Among today's hot categories are sports, girlies, nationalpolitics, beer, cigars, soda and the remarkable "size" categories from the golden age of matchcover collecting, which include Giant Features (matchbooks measuring 3 3/8 inches by 4 1/4 inches), Features (matchbooks with colorful images across flattened sticks), Contours (uniquely shaped matchcovers), Midgets (matchbooks measuring 1 1/16 inches by 1 1/2 inches) and Actions (matchbooks with an extended disk saddle, giving it a satchel-like appearance), just to name a few.
Sports matchbooks have dozens of sub-categories. Jack Dempsey may have made his name as a boxer, but he also owned a number of restaurants and hotels, and together his various pursuits earned him a place on 21 different matchbooks. A set of Washington Redskins matchcovers are worth between $300 and $500.
Today, tall matchbooks and matchcovers are scarce. Several matchbook companies made them throughout the 1920s and 1930s, including Lion Match Co., Federal Match Co., Star Match Co., Union Match Co., and Diamond Match. Treasured by serious collectors, they can be found in mature collections. Other rare matchcovers include the Mendelson Opera Company specimen held by the Franklin Mint, matchbooks honoring Charles Lindbergh's 1927 flight across the Atlantic (two sold by the American Matchcover Collecting Club fetched $3,800 and $1,600), a matchbook featuring Gen. Douglas MacArthur with the declaration "I Shall Return" (a single matchbook once brought $145), and a series of African matchcovers showing a nation's leader on the front and a flag or a seal on the back; these were made to commemorate the country's separation from its European sovereign and were only distributed at its embassies.
Because matchcovers have been used to advertise anything and everything this century, there's certainly no shortage of examples for those who lean toward the offbeat.
The nation's wars have provided a few such examples. One matchcover warned people not to sleep with tramps because of the danger of contracting venereal disease. Another showed Allied sympathisers how to sabotage rails to disrupt travel schedules of German trains during the Second World War.

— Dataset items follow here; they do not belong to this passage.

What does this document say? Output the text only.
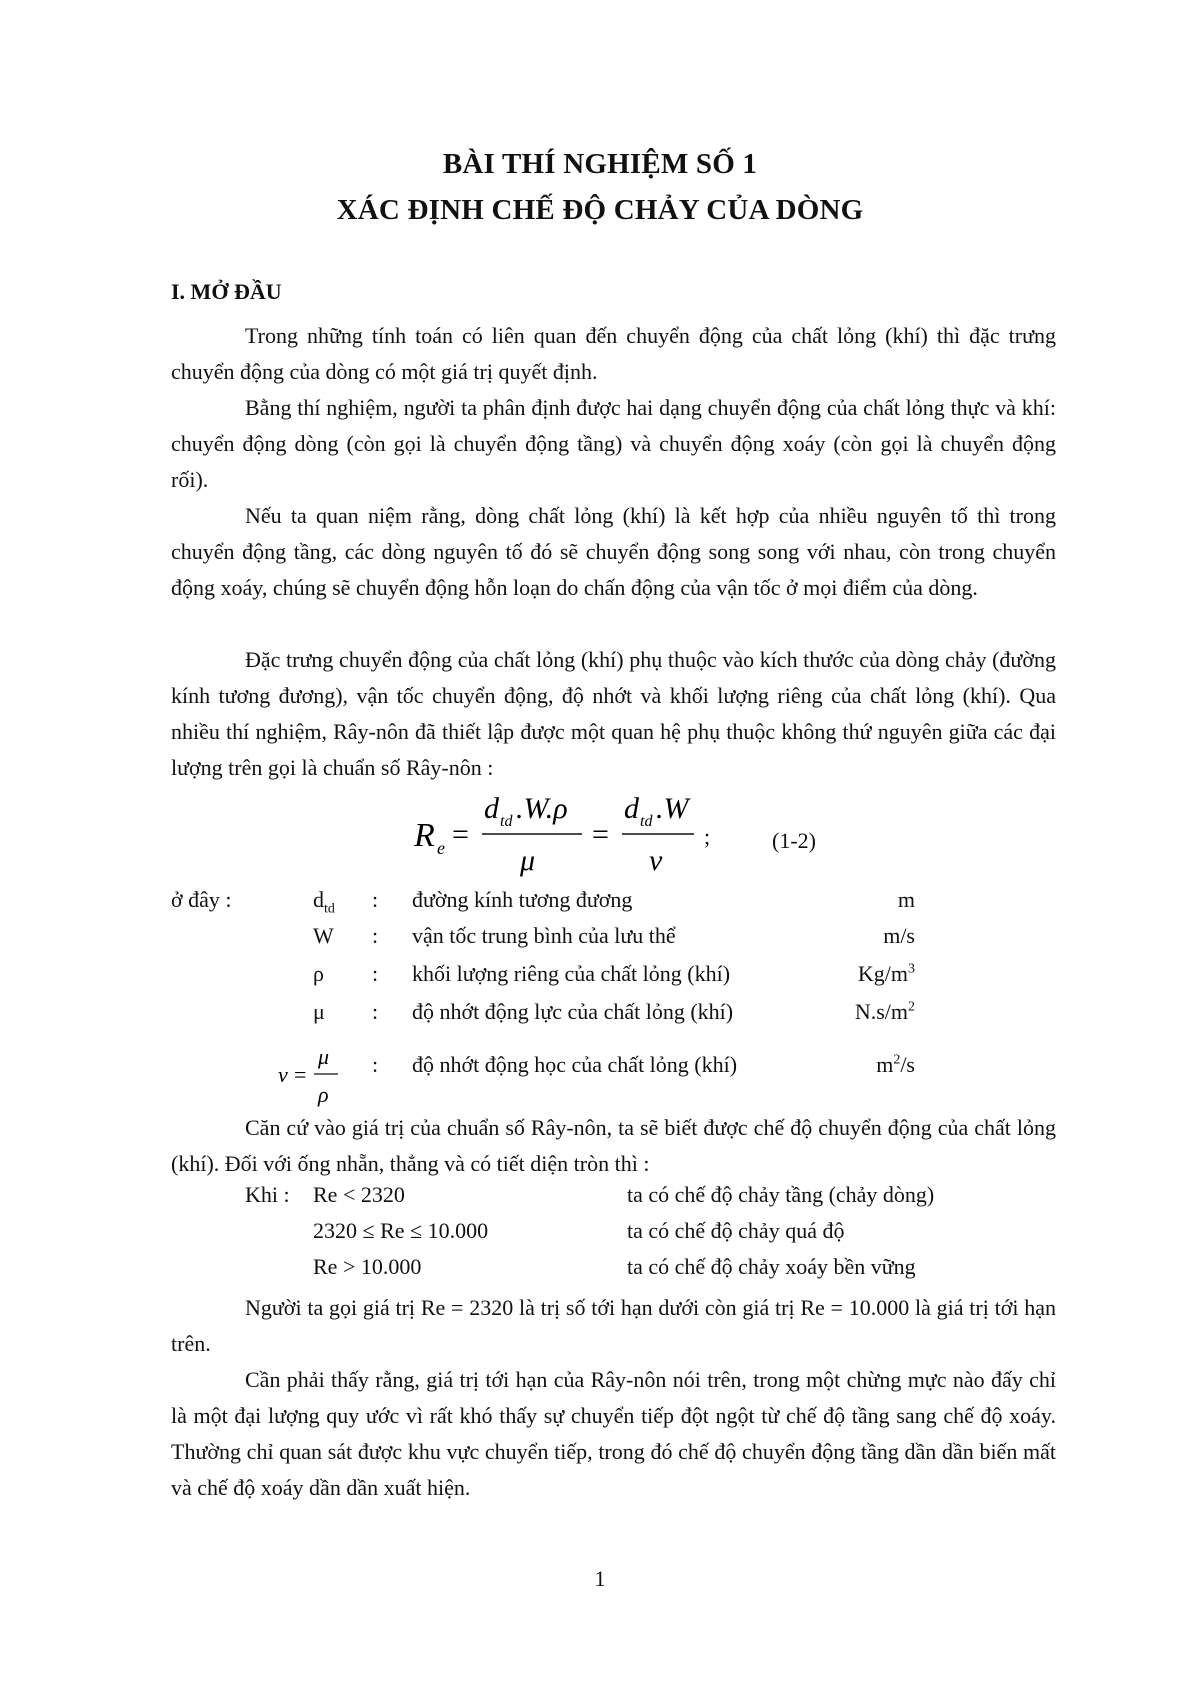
BÀI THÍ NGHIỆM SỐ 1
XÁC ĐỊNH CHẾ ĐỘ CHẢY CỦA DÒNG
I. MỞ ĐẦU
Trong những tính toán có liên quan đến chuyển động của chất lỏng (khí) thì đặc trưng chuyển động của dòng có một giá trị quyết định.
Bằng thí nghiệm, người ta phân định được hai dạng chuyển động của chất lỏng thực và khí: chuyển động dòng (còn gọi là chuyển động tầng) và chuyển động xoáy (còn gọi là chuyển động rối).
Nếu ta quan niệm rằng, dòng chất lỏng (khí) là kết hợp của nhiều nguyên tố thì trong chuyển động tầng, các dòng nguyên tố đó sẽ chuyển động song song với nhau, còn trong chuyển động xoáy, chúng sẽ chuyển động hỗn loạn do chấn động của vận tốc ở mọi điểm của dòng.
Đặc trưng chuyển động của chất lỏng (khí) phụ thuộc vào kích thước của dòng chảy (đường kính tương đương), vận tốc chuyển động, độ nhớt và khối lượng riêng của chất lỏng (khí). Qua nhiều thí nghiệm, Rây-nôn đã thiết lập được một quan hệ phụ thuộc không thứ nguyên giữa các đại lượng trên gọi là chuẩn số Rây-nôn :
R e =
d td .W.ρ
μ
=
d td .W
ν
;	(1-2)
ở đây :	$d_{td}$ : đường kính tương đương	m
W : vận tốc trung bình của lưu thể	m/s
ρ : khối lượng riêng của chất lỏng (khí)	$Kg/m^3$
μ : độ nhớt động lực của chất lỏng (khí)	$N.s/m^2$
ν =
μ
ρ
: độ nhớt động học của chất lỏng (khí)	$m^2/s$
Căn cứ vào giá trị của chuẩn số Rây-nôn, ta sẽ biết được chế độ chuyển động của chất lỏng (khí). Đối với ống nhẵn, thẳng và có tiết diện tròn thì :
Khi : Re < 2320	ta có chế độ chảy tầng (chảy dòng)
2320 ≤ Re ≤ 10.000	ta có chế độ chảy quá độ
Re > 10.000	ta có chế độ chảy xoáy bền vững
Người ta gọi giá trị Re = 2320 là trị số tới hạn dưới còn giá trị Re = 10.000 là giá trị tới hạn trên.
Cần phải thấy rằng, giá trị tới hạn của Rây-nôn nói trên, trong một chừng mực nào đấy chỉ là một đại lượng quy ước vì rất khó thấy sự chuyển tiếp đột ngột từ chế độ tầng sang chế độ xoáy. Thường chỉ quan sát được khu vực chuyển tiếp, trong đó chế độ chuyển động tầng dần dần biến mất và chế độ xoáy dần dần xuất hiện.
1
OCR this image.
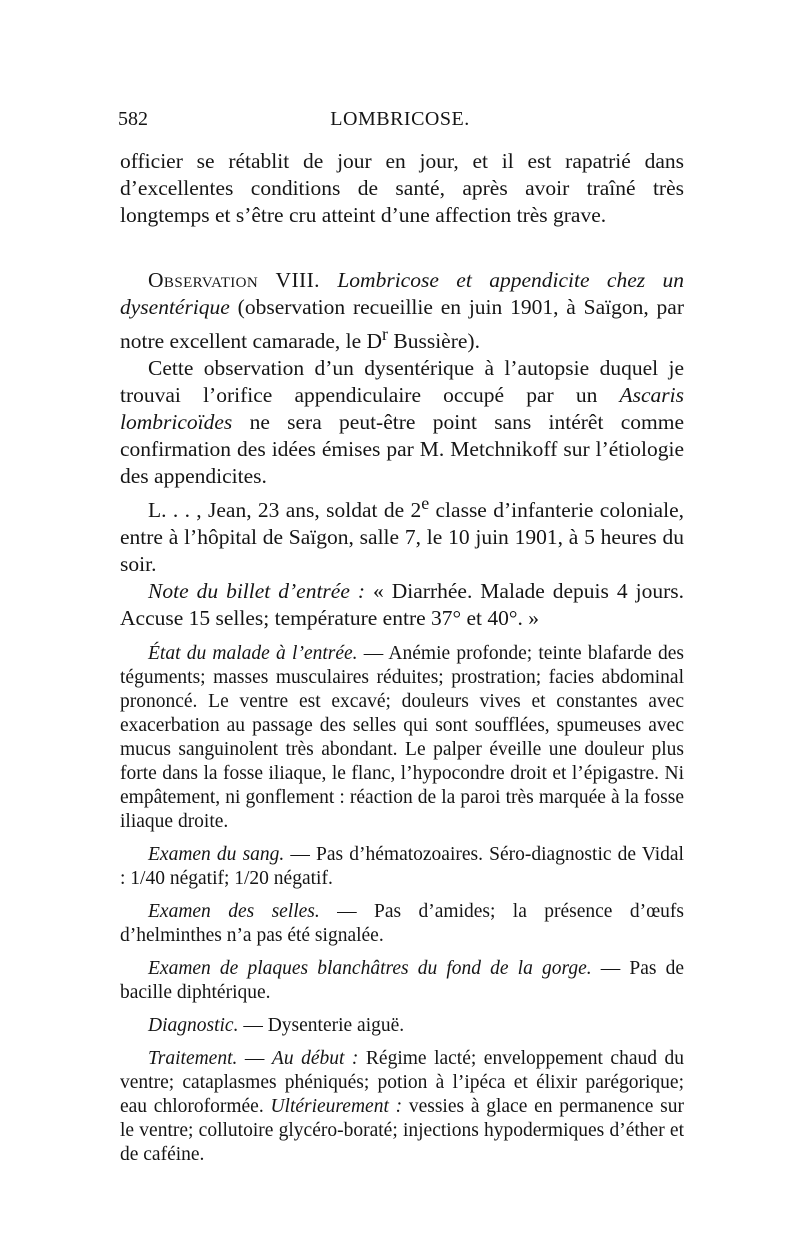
582	LOMBRICOSE.

officier se rétablit de jour en jour, et il est rapatrié dans d’excellentes conditions de santé, après avoir traîné très longtemps et s’être cru atteint d’une affection très grave.

Observation VIII. Lombricose et appendicite chez un dysentérique (observation recueillie en juin 1901, à Saïgon, par notre excellent camarade, le $D^r$ Bussière).

Cette observation d’un dysentérique à l’autopsie duquel je trouvai l’orifice appendiculaire occupé par un Ascaris lombricoïdes ne sera peut-être point sans intérêt comme confirmation des idées émises par M. Metchnikoff sur l’étiologie des appendicites.

L. . . , Jean, 23 ans, soldat de 2e classe d’infanterie coloniale, entre à l’hôpital de Saïgon, salle 7, le 10 juin 1901, à 5 heures du soir.

Note du billet d’entrée : « Diarrhée. Malade depuis 4 jours. Accuse 15 selles; température entre 37° et 40°. »

État du malade à l’entrée. — Anémie profonde; teinte blafarde des téguments; masses musculaires réduites; prostration; facies abdominal prononcé. Le ventre est excavé; douleurs vives et constantes avec exacerbation au passage des selles qui sont soufflées, spumeuses avec mucus sanguinolent très abondant. Le palper éveille une douleur plus forte dans la fosse iliaque, le flanc, l’hypocondre droit et l’épigastre. Ni empâtement, ni gonflement : réaction de la paroi très marquée à la fosse iliaque droite.

Examen du sang. — Pas d’hématozoaires. Séro-diagnostic de Vidal : 1/40 négatif; 1/20 négatif.

Examen des selles. — Pas d’amides; la présence d’œufs d’helminthes n’a pas été signalée.

Examen de plaques blanchâtres du fond de la gorge. — Pas de bacille diphtérique.

Diagnostic. — Dysenterie aiguë.

Traitement. — Au début : Régime lacté; enveloppement chaud du ventre; cataplasmes phéniqués; potion à l’ipéca et élixir parégorique; eau chloroformée. Ultérieurement : vessies à glace en permanence sur le ventre; collutoire glycéro-boraté; injections hypodermiques d’éther et de caféine.
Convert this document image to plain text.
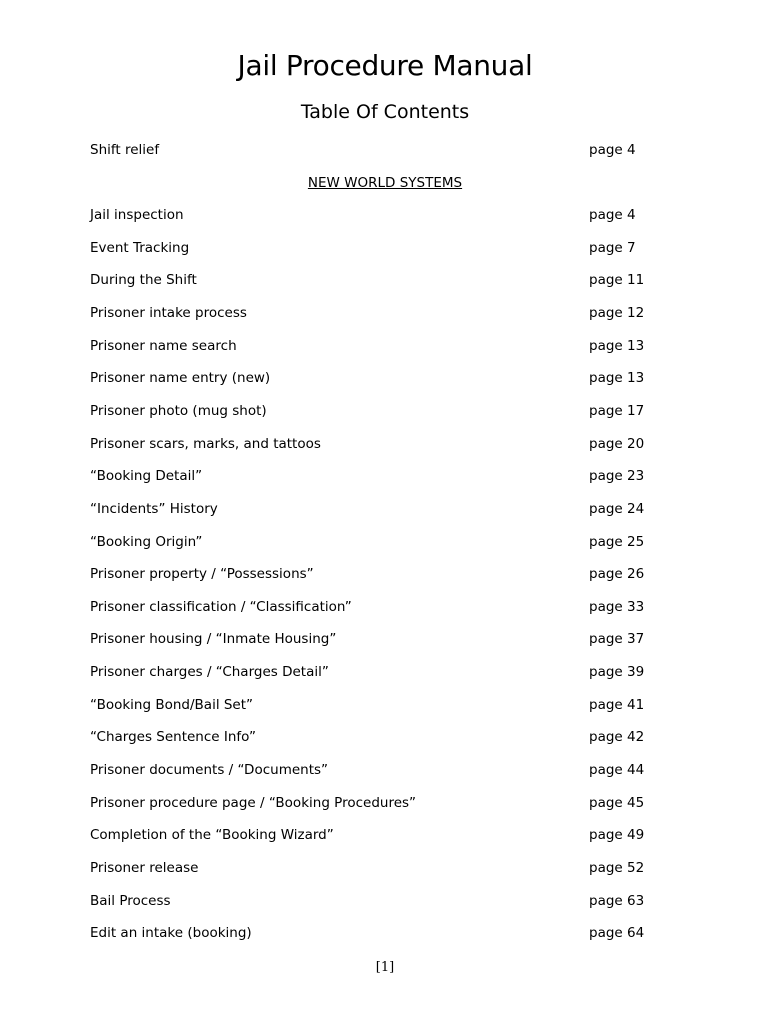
Jail Procedure Manual
Table Of Contents
Shift relief	page 4
NEW WORLD SYSTEMS
Jail inspection	page 4
Event Tracking	page 7
During the Shift	page 11
Prisoner intake process	page 12
Prisoner name search	page 13
Prisoner name entry (new)	page 13
Prisoner photo (mug shot)	page 17
Prisoner scars, marks, and tattoos	page 20
“Booking Detail”	page 23
“Incidents” History	page 24
“Booking Origin”	page 25
Prisoner property / “Possessions”	page 26
Prisoner classification / “Classification”	page 33
Prisoner housing / “Inmate Housing”	page 37
Prisoner charges / “Charges Detail”	page 39
“Booking Bond/Bail Set”	page 41
“Charges Sentence Info”	page 42
Prisoner documents / “Documents”	page 44
Prisoner procedure page / “Booking Procedures”	page 45
Completion of the “Booking Wizard”	page 49
Prisoner release	page 52
Bail Process	page 63
Edit an intake (booking)	page 64
[1]
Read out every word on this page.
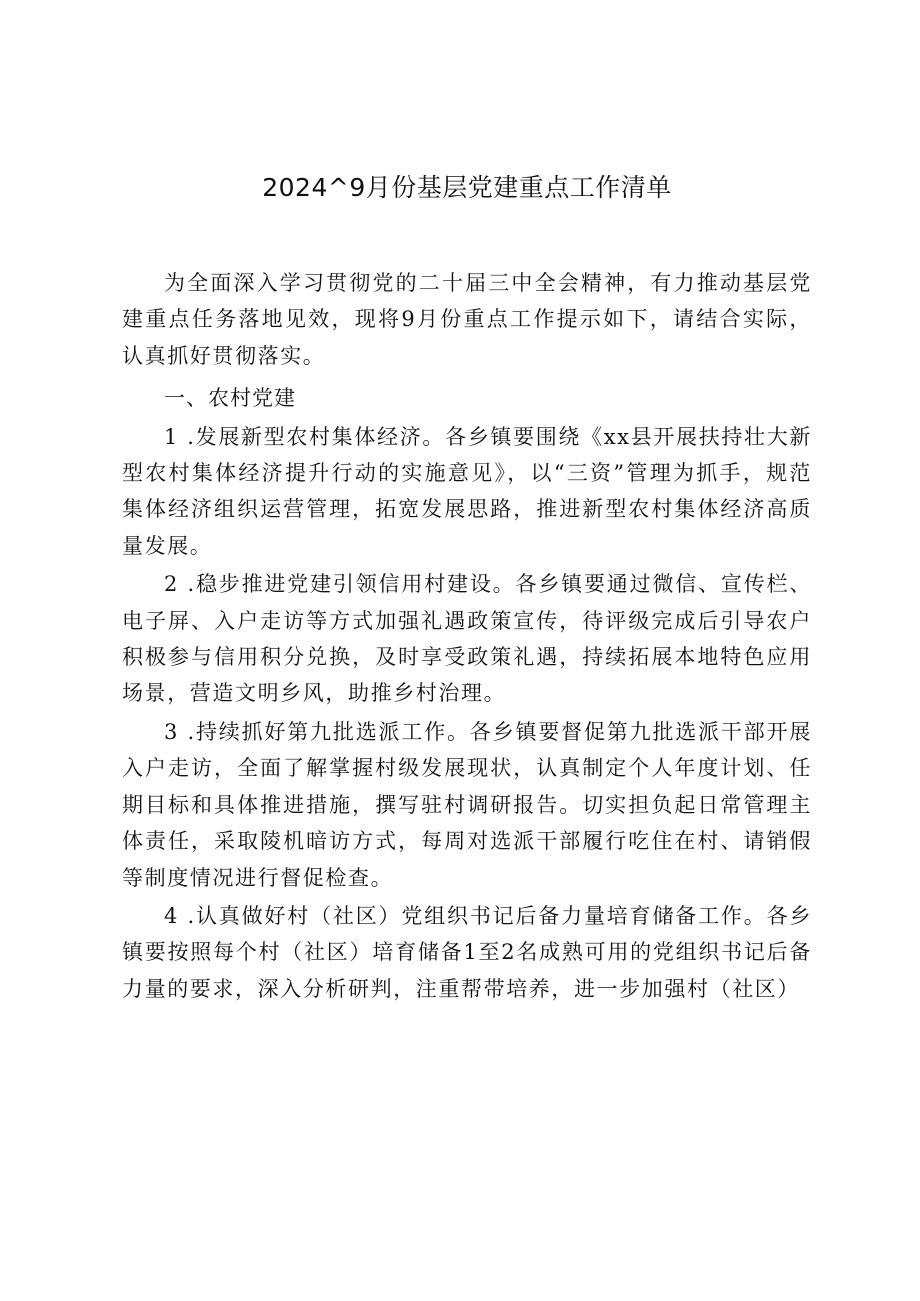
2024^9月份基层党建重点工作清单

为全面深入学习贯彻党的二十届三中全会精神，有力推动基层党建重点任务落地见效，现将9月份重点工作提示如下，请结合实际，认真抓好贯彻落实。

一、农村党建

1 .发展新型农村集体经济。各乡镇要围绕《xx县开展扶持壮大新型农村集体经济提升行动的实施意见》，以“三资”管理为抓手，规范集体经济组织运营管理，拓宽发展思路，推进新型农村集体经济高质量发展。

2 .稳步推进党建引领信用村建设。各乡镇要通过微信、宣传栏、电子屏、入户走访等方式加强礼遇政策宣传，待评级完成后引导农户积极参与信用积分兑换，及时享受政策礼遇，持续拓展本地特色应用场景，营造文明乡风，助推乡村治理。

3 .持续抓好第九批选派工作。各乡镇要督促第九批选派干部开展入户走访，全面了解掌握村级发展现状，认真制定个人年度计划、任期目标和具体推进措施，撰写驻村调研报告。切实担负起日常管理主体责任，采取陵机暗访方式，每周对选派干部履行吃住在村、请销假等制度情况进行督促检查。

4 .认真做好村（社区）党组织书记后备力量培育储备工作。各乡镇要按照每个村（社区）培育储备1至2名成熟可用的党组织书记后备力量的要求，深入分析研判，注重帮带培养，进一步加强村（社区）
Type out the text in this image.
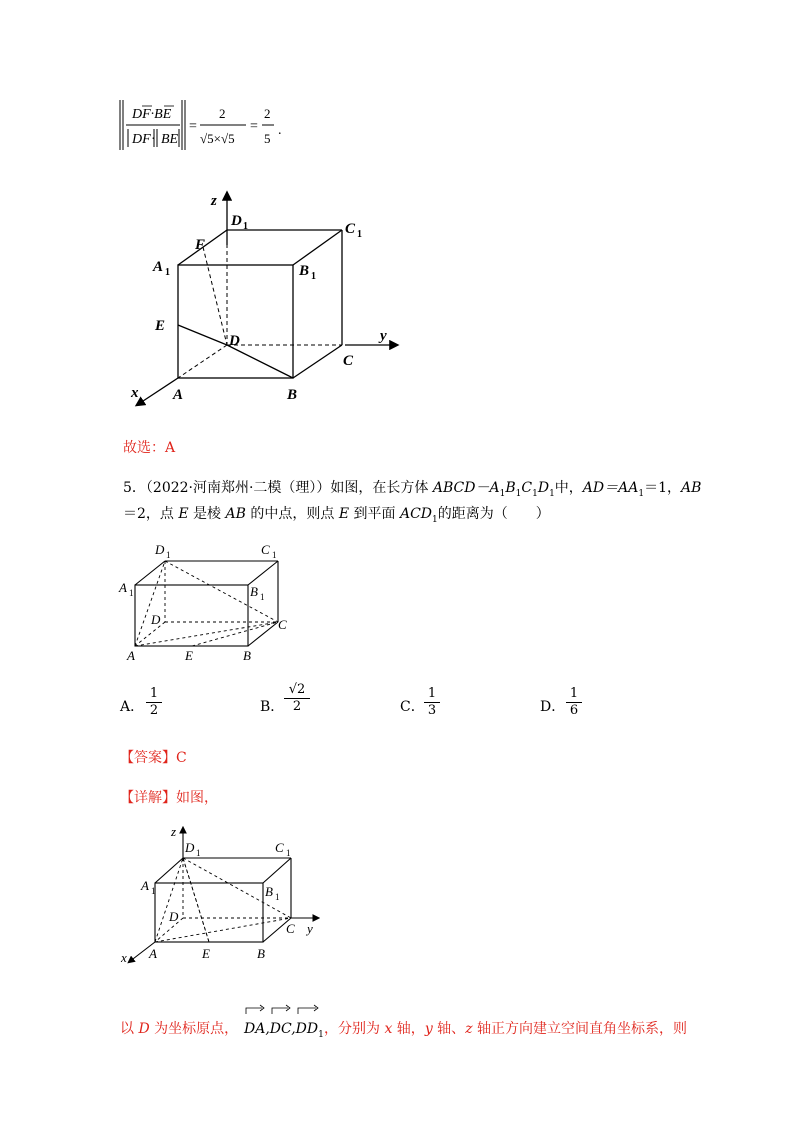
DF·BE
DF · BE
=
2
√5×√5
=
2
5
.
z
D 1	C 1
F
A 1	B 1
E
D	y
C
x A	B
故选：A
5．（2022·河南郑州·二模（理））如图，在长方体 $ABCD-A_1B_1C_1D_1$中，$AD=AA_1=1$，AB
＝2，点 E 是棱 AB 的中点，则点 E 到平面 $ACD_1$的距离为（　　）
D 1	C 1
A 1	B 1
D	C
A	E	B
A． $\frac{1}{2}$	B． $\frac{√2}{2}$	C． $\frac{1}{3}$	D． $\frac{1}{6}$
【答案】C
【详解】如图，
z
D 1	C 1
A 1	B 1
D
C y
x A	E	B
以 D 为坐标原点， $DA,DC,DD_1$ ，分别为 x 轴，y 轴、z 轴正方向建立空间直角坐标系，则
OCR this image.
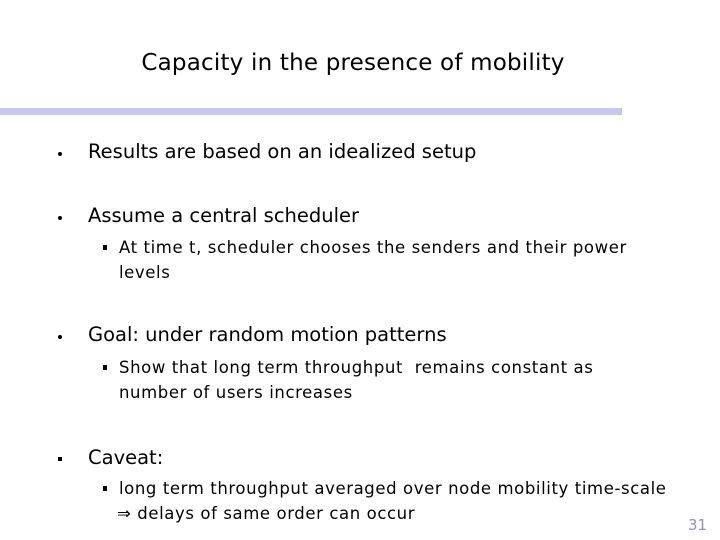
Capacity in the presence of mobility
Results are based on an idealized setup
Assume a central scheduler
At time t, scheduler chooses the senders and their power
levels
Goal: under random motion patterns
Show that long term throughput  remains constant as
number of users increases
Caveat:
long term throughput averaged over node mobility time-scale
⇒ delays of same order can occur
31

After the recent wave of smoking bans and the invention of the throwaway lighter, introduced in 1969, fewer establishments are providing matchbooks for their customers, and today, new collectors often complain about not being able to find free matches at local restaurants.
The emphasis, therefore, should be on older collections, thousands of which are waiting to be unearthed from garages, attics, basements and storerooms. Older collectors sometimes find it difficult to pass their collection down to the next generation, many of whom are mesmerized by television and influenced primarily by popular fad collectibles. But the older matchbooks are still worth hunting for, and while their modern counterparts may one day accrue value, most are likely to lack the enduring popularity of, say, a Katharine Hepburn Group One Movie Test Set matchcover or, a Notre Dame vs. Southern California matchcover, one of the college rival series.
Bill Retskin, a real-estate agent in Asheville, North Carolina, and a 20-year matchcover-collecting veteran, founded The American Matchcover Collecting Club in 1986.